Padahal, seharusnya dengan berkembangnya teknologi yang semakin canggih, akan memudahkan manusia dalam beraktivitas dan berinteraksi sosial. Dengan begitu, diharapkan semakin banyak pula yang pintar dalam menggunakan teknologi tersebut. Bukan hanya handphone-nya yang smart, akan tetapi yang menggunakannya juga harus cerdas.
Dalam kesempatan ini, penulis akan membahas masalah penyebaran hoaks melalui peranti canggih dalam perspektif atau sudut pandang syariat atau hukum Islam. Hoaks, yang berasal dari Inggris hoax,diartikan sebagai (berita atau informasi) bohong.
Dari sudut pandang ahli komunikasi, menurut Prof Muhammad Ahli Dahlan, hoaks adalah manipulasi berita yang sengaja dilakukan dan bertujuan untuk memberikan pengakuan atau pemahaman yang salah. Di dalam hoaks terdapat penyelewengan fakta yang membuatnya menjadi menarik perhatian. Sesuai dengan tujuannya, hoaks dilakukan untuk mendapat perhatian.
Dapat kita ambil kesimpulannya bahwa hoaks merupakan informasi yang salah atau tidak sesuai dengan fakta yang sebenarnya, dan dibuat dengan sengaja oleh pelaku dengan tujuan supaya sasaran atau target dari hoaks ini meyakini bahwa berita tersebut benar adanya.
Hoaks bagaikan cacing planaria dibelah dua. Artinya tidak akan ada habisnya dan tidak pernah selesai. Hanya, kita harus cerdas dalam memilah, menyaring, dan memastikan kebenaran berita yang kita terima. Jangan begitu saja langsung kita telan bulat-bulat berita palsu tersebut.

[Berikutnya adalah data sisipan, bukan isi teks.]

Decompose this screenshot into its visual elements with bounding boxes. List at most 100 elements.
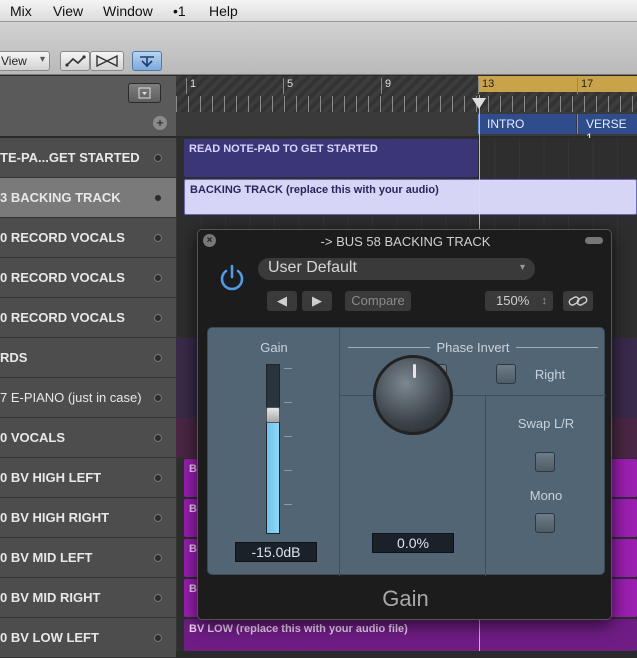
add-track-button[interactable]: + bbox=[153, 116, 167, 130]
track-status-icon[interactable] bbox=[154, 234, 162, 242]
gain-value-field[interactable]: -15.0dB bbox=[235, 542, 317, 562]
cycle-region[interactable] bbox=[478, 76, 637, 92]
track-status-icon[interactable] bbox=[154, 354, 162, 362]
plus-icon: + bbox=[156, 116, 164, 130]
track-name: 0 BV MID RIGHT bbox=[0, 590, 101, 605]
marker-intro[interactable]: INTRO bbox=[478, 114, 576, 134]
gain-fader-handle[interactable] bbox=[266, 407, 280, 424]
track-status-icon[interactable] bbox=[154, 594, 162, 602]
mono-checkbox[interactable] bbox=[535, 513, 555, 533]
gain-section: Gain -15.0dB bbox=[208, 328, 340, 576]
bar-ruler[interactable]: 1 5 9 13 17 bbox=[176, 76, 637, 112]
mono-label: Mono bbox=[529, 488, 563, 503]
track-header[interactable]: 0 BV LOW LEFT bbox=[0, 618, 176, 658]
track-status-icon[interactable] bbox=[154, 314, 162, 322]
track-header[interactable]: 0 RECORD VOCALS bbox=[0, 258, 176, 298]
track-status-icon[interactable] bbox=[154, 474, 162, 482]
playhead-handle[interactable] bbox=[472, 98, 486, 109]
track-header[interactable]: 0 BV MID LEFT bbox=[0, 538, 176, 578]
bar-number: 9 bbox=[381, 78, 391, 94]
track-status-icon[interactable] bbox=[154, 154, 162, 162]
track-header[interactable]: 0 VOCALS bbox=[0, 418, 176, 458]
power-icon bbox=[220, 264, 244, 291]
track-name: 3 BACKING TRACK bbox=[0, 190, 121, 205]
view-menu-button[interactable]: View ▾ bbox=[0, 51, 50, 71]
gain-fader[interactable] bbox=[266, 364, 280, 534]
track-status-icon[interactable] bbox=[154, 634, 162, 642]
swap-lr-checkbox[interactable] bbox=[535, 452, 555, 472]
menu-help[interactable]: Help bbox=[209, 3, 238, 19]
link-icon bbox=[568, 296, 588, 306]
track-header[interactable]: 0 BV MID RIGHT bbox=[0, 578, 176, 618]
previous-preset-button[interactable]: ◀ bbox=[267, 291, 297, 311]
marker-verse-1[interactable]: VERSE 1 bbox=[577, 114, 637, 145]
ruler-ticks bbox=[176, 96, 637, 112]
track-name: RDS bbox=[0, 350, 28, 365]
balance-value-field[interactable]: 0.0% bbox=[372, 533, 454, 553]
gain-label: Gain bbox=[260, 340, 288, 355]
gain-fader-fill bbox=[267, 415, 279, 533]
knob-pointer bbox=[413, 364, 416, 378]
track-status-icon[interactable] bbox=[154, 554, 162, 562]
track-name: 0 VOCALS bbox=[0, 430, 66, 445]
track-name: 0 BV LOW LEFT bbox=[0, 630, 99, 645]
gain-plugin-window: × -> BUS 58 BACKING TRACK User Default ▾… bbox=[197, 229, 612, 620]
phase-invert-label: Phase Invert bbox=[436, 340, 510, 355]
bar-number: 5 bbox=[283, 78, 293, 94]
compare-button[interactable]: Compare bbox=[345, 291, 411, 311]
preset-menu[interactable]: User Default ▾ bbox=[258, 258, 535, 280]
right-label: Right bbox=[534, 367, 566, 382]
menu-view[interactable]: View bbox=[53, 3, 83, 19]
track-name: 7 E-PIANO (just in case) bbox=[0, 390, 142, 405]
track-name: 0 BV MID LEFT bbox=[0, 550, 93, 565]
track-status-icon[interactable] bbox=[154, 434, 162, 442]
balance-knob[interactable] bbox=[373, 355, 453, 435]
track-header[interactable]: 0 BV HIGH LEFT bbox=[0, 458, 176, 498]
flex-icon bbox=[96, 54, 118, 68]
track-header[interactable]: 0 RECORD VOCALS bbox=[0, 298, 176, 338]
track-name: 0 BV HIGH RIGHT bbox=[0, 510, 110, 525]
preset-name: User Default bbox=[268, 259, 357, 276]
track-status-icon[interactable] bbox=[154, 194, 162, 202]
catch-icon bbox=[140, 56, 154, 68]
track-header[interactable]: 0 RECORD VOCALS bbox=[0, 218, 176, 258]
collapse-button[interactable] bbox=[585, 237, 603, 244]
track-header[interactable]: RDS bbox=[0, 338, 176, 378]
chevron-down-icon: ▾ bbox=[519, 262, 525, 273]
automation-button[interactable] bbox=[60, 51, 90, 71]
catch-button[interactable] bbox=[132, 51, 162, 71]
track-header[interactable]: 0 BV HIGH RIGHT bbox=[0, 498, 176, 538]
region-bv-low[interactable]: BV LOW (replace this with your audio fil… bbox=[184, 619, 637, 651]
track-header[interactable]: TE-PA...GET STARTED bbox=[0, 138, 176, 178]
track-name: 0 BV HIGH LEFT bbox=[0, 470, 102, 485]
bar-number: 1 bbox=[186, 78, 196, 94]
region-backing-track[interactable]: BACKING TRACK (replace this with your au… bbox=[184, 179, 637, 215]
swap-mono-section: Swap L/R Mono bbox=[486, 396, 606, 576]
next-preset-button[interactable]: ▶ bbox=[302, 291, 332, 311]
menu-mix[interactable]: Mix bbox=[10, 3, 32, 19]
menu-window[interactable]: Window bbox=[103, 3, 153, 19]
region-note-pad[interactable]: READ NOTE-PAD TO GET STARTED bbox=[184, 139, 478, 177]
view-menu-label: View bbox=[1, 54, 27, 68]
zoom-select[interactable]: 150% ↕ bbox=[485, 291, 553, 311]
plugin-name: Gain bbox=[382, 586, 429, 611]
track-status-icon[interactable] bbox=[154, 274, 162, 282]
menu-screenset[interactable]: •1 bbox=[173, 3, 186, 19]
track-name: 0 RECORD VOCALS bbox=[0, 230, 125, 245]
link-button[interactable] bbox=[563, 291, 593, 311]
phase-right-checkbox[interactable] bbox=[496, 364, 516, 384]
flex-button[interactable] bbox=[90, 51, 124, 71]
swap-lr-label: Swap L/R bbox=[517, 416, 575, 431]
track-status-icon[interactable] bbox=[154, 514, 162, 522]
zoom-value: 150% bbox=[496, 293, 530, 308]
toolbar: View ▾ bbox=[0, 22, 637, 75]
track-header-menu-button[interactable] bbox=[128, 83, 161, 103]
track-status-icon[interactable] bbox=[154, 394, 162, 402]
power-button[interactable] bbox=[216, 262, 248, 294]
chevron-down-icon: ▾ bbox=[39, 54, 45, 65]
track-header[interactable]: 7 E-PIANO (just in case) bbox=[0, 378, 176, 418]
menu-bar: Mix View Window •1 Help bbox=[0, 0, 637, 22]
track-header[interactable]: 3 BACKING TRACK bbox=[0, 178, 176, 218]
square-arrow-icon bbox=[138, 87, 151, 99]
marker-track: INTRO VERSE 1 bbox=[176, 112, 637, 145]
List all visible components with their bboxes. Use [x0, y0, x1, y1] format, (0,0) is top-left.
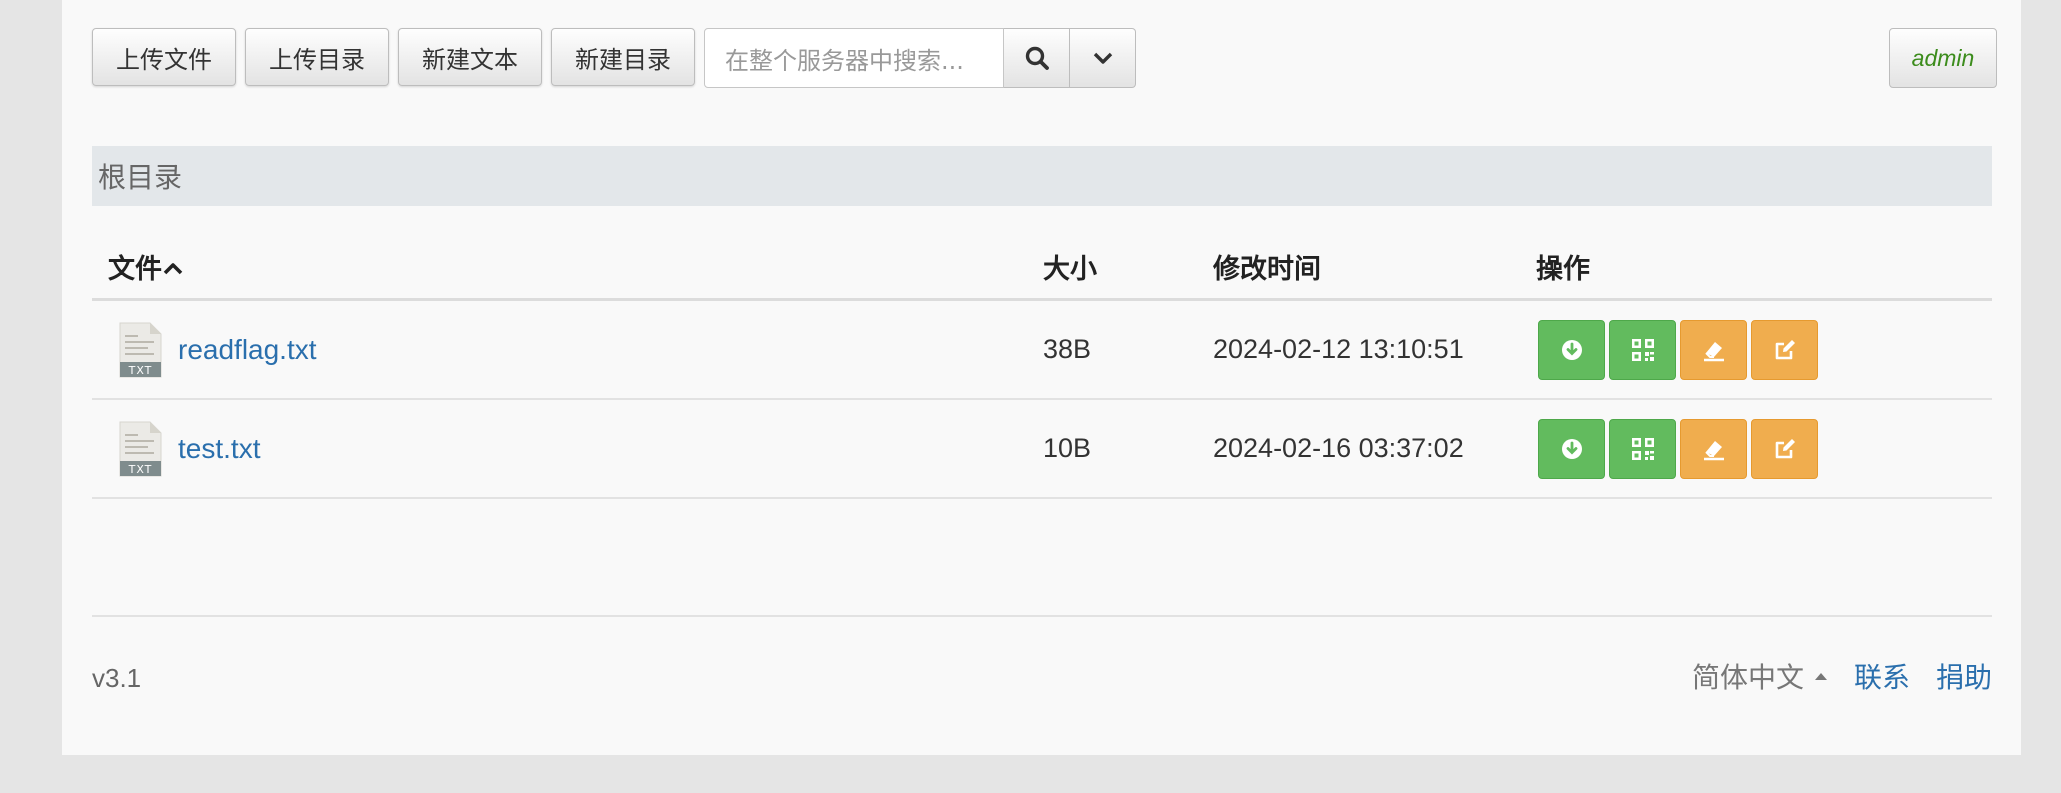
- caret-up-icon: [1814, 673, 1827, 680]
- search-icon: [1025, 46, 1049, 70]
- file-actions: [1536, 418, 1992, 479]
- search-button[interactable]: [1004, 28, 1070, 88]
- edit-button[interactable]: [1751, 418, 1818, 479]
- breadcrumb-root[interactable]: 根目录: [98, 156, 182, 196]
- edit-icon: [1775, 339, 1795, 359]
- sort-ascending-icon: [163, 262, 183, 274]
- breadcrumb: 根目录: [92, 146, 1992, 206]
- file-table: 文件 大小 修改时间 操作 TXT readflag.txt 38B 2024-…: [92, 234, 1992, 499]
- header-name[interactable]: 文件: [92, 247, 1043, 286]
- download-icon: [1561, 438, 1582, 459]
- file-link[interactable]: test.txt: [178, 433, 260, 465]
- new-text-button[interactable]: 新建文本: [398, 28, 542, 86]
- file-size: 10B: [1043, 433, 1092, 463]
- file-modified-time: 2024-02-16 03:37:02: [1213, 433, 1464, 463]
- txt-file-icon: TXT: [119, 421, 162, 476]
- chevron-down-icon: [1093, 52, 1112, 64]
- svg-text:TXT: TXT: [128, 463, 153, 476]
- txt-file-icon: TXT: [119, 322, 162, 377]
- rename-button[interactable]: [1680, 418, 1747, 479]
- file-modified-time: 2024-02-12 13:10:51: [1213, 334, 1464, 364]
- donate-link[interactable]: 捐助: [1936, 656, 1992, 696]
- search-input[interactable]: 在整个服务器中搜索...: [704, 28, 1004, 88]
- table-row: TXT readflag.txt 38B 2024-02-12 13:10:51: [92, 301, 1992, 400]
- file-size: 38B: [1043, 334, 1092, 364]
- user-button[interactable]: admin: [1889, 28, 1997, 88]
- language-label: 简体中文: [1691, 661, 1804, 694]
- language-selector[interactable]: 简体中文: [1692, 656, 1828, 696]
- new-directory-button[interactable]: 新建目录: [551, 28, 695, 86]
- footer-divider: [92, 615, 1992, 617]
- toolbar: 上传文件 上传目录 新建文本 新建目录 在整个服务器中搜索...: [92, 28, 1136, 88]
- download-icon: [1561, 339, 1582, 360]
- edit-icon: [1775, 438, 1795, 458]
- eraser-icon: [1703, 341, 1724, 361]
- version-label: v3.1: [92, 663, 142, 693]
- qrcode-button[interactable]: [1609, 418, 1676, 479]
- download-button[interactable]: [1538, 319, 1605, 380]
- table-row: TXT test.txt 10B 2024-02-16 03:37:02: [92, 400, 1992, 499]
- qrcode-button[interactable]: [1609, 319, 1676, 380]
- header-name-label: 文件: [108, 253, 162, 285]
- qrcode-icon: [1631, 437, 1654, 460]
- contact-link[interactable]: 联系: [1854, 656, 1910, 696]
- footer-links: 简体中文 联系 捐助: [1692, 656, 1992, 696]
- file-link[interactable]: readflag.txt: [178, 334, 317, 366]
- file-actions: [1536, 319, 1992, 380]
- upload-directory-button[interactable]: 上传目录: [245, 28, 389, 86]
- download-button[interactable]: [1538, 418, 1605, 479]
- main-panel: 上传文件 上传目录 新建文本 新建目录 在整个服务器中搜索... admin 根…: [62, 0, 2021, 755]
- qrcode-icon: [1631, 338, 1654, 361]
- eraser-icon: [1703, 440, 1724, 460]
- file-name-cell: TXT test.txt: [92, 421, 1043, 477]
- svg-text:TXT: TXT: [128, 364, 153, 377]
- rename-button[interactable]: [1680, 319, 1747, 380]
- file-name-cell: TXT readflag.txt: [92, 322, 1043, 378]
- header-ops: 操作: [1536, 253, 1590, 285]
- table-header: 文件 大小 修改时间 操作: [92, 234, 1992, 301]
- header-size[interactable]: 大小: [1043, 247, 1213, 286]
- edit-button[interactable]: [1751, 319, 1818, 380]
- header-time[interactable]: 修改时间: [1213, 247, 1536, 286]
- search-group: 在整个服务器中搜索...: [704, 28, 1136, 88]
- upload-file-button[interactable]: 上传文件: [92, 28, 236, 86]
- search-options-dropdown[interactable]: [1070, 28, 1136, 88]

Sebagai negara hukum, Indonesia juga sudah mengatur masalah hoaks ini. Hal ini diatur dalam Pasal 28 ayat 1 Undang-Undang Informasi dan Transaksi Elektronik atau Undang-Undang ITE (UU ITE). Di sana ditegaskan bahwa, “Setiap orang dengan sengaja dan tanpa hak menyebarkan berita bohong dan menyesatkan yang mengakibatkan kerugian konsumen dalam Transaksi Elektronik, dapat diancam pidana berdasarkan Pasal 45A ayat (1) UU 19/2016, yaitu dipidana dengan pidana penjara paling lama 6 (enam) tahun dan/atau denda paling banyak Rp 1 miliar.